Un autre acteur joue un rôle central dans le dispositif de prévention de la radicalisation : le renseignement pénitentiaire. Longtemps cantonné à la simple collecte d’informations au sein de la détention, le renseignement pénitentiaire a vu ses missions, ses compétences mais surtout ses moyens se renforcer depuis 2017. Désormais compétent en matière de prévention du terrorisme et de la délinquance, il a pu rejoindre officiellement la grande communauté du renseignement.

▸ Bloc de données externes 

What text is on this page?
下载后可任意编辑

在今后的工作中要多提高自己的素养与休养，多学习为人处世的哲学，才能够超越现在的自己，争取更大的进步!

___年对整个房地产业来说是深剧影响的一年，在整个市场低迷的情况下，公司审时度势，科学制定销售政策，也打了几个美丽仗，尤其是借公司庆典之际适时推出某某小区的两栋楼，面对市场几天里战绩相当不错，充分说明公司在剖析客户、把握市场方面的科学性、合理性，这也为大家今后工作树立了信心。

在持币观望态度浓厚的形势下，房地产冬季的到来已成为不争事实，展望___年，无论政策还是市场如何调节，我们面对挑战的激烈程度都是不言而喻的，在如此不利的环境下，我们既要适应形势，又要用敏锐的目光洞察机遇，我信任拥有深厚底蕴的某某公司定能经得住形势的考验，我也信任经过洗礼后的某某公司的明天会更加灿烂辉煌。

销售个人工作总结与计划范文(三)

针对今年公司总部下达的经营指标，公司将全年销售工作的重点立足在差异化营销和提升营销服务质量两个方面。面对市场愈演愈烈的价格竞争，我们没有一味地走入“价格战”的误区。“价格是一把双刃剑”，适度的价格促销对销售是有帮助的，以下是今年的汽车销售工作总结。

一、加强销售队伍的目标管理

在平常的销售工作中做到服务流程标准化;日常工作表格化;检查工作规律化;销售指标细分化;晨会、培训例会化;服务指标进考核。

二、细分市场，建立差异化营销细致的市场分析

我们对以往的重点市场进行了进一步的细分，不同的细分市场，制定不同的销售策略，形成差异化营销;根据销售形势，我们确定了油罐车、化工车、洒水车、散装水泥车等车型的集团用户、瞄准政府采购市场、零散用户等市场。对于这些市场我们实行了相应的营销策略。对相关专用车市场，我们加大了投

Comme quoi le sécuritaire aura encore longtemps l’ascendant sur le travail psycho-social.

Conclusion

Le problème aujourd’hui est que l’administration n’arrive pas à se positionner entre le tout sécuritaire et la réinsertion. Si on veut travailler un minimum la réinsertion, il faut rééquilibrer le sécuritaire. L’effort français de lutte contre la radicalisation se concentre sur son traitement, plutôt que sur son évitement. Or, pour combattre efficacement ce phénomène, il convient d’appuyer les politiques publiques sur sa prévention primaire. Celle-ci consiste à lutter contre la radicalisation cognitive qui envahit les esprits et qui se déploie, essentiellement, au sein des réseaux sociaux et de groupes d’individus, souvent jeunes. Une telle prévention est construite sur les trois piliers que sont l’éducation, l’inclusion sociale et le vivre ensemble. Depuis six ans, la succession de dispositifs crée une instabilité dommageable aussi bien pour les détenu.es que le personnel encadrant. Ces changements ne sont pas le résultat d’une réflexion prenant en compte une évaluation approfondie des dispositifs, mais celui d’orientations dépendant des réactions politiques à l’actualité et à l’opinion publique, en perpétuel mouvement. Les mesures de sécurité, déjà exorbitantes du droit commun, conduisent à isoler davantage encore les personnes détenues « radicalisées ». Les exigences croissantes de sécurité portent atteinte aux droits fondamentaux sans être pour autant le gage d’une sécurité véritable et encore moins d’une prise en charge au cas par cas.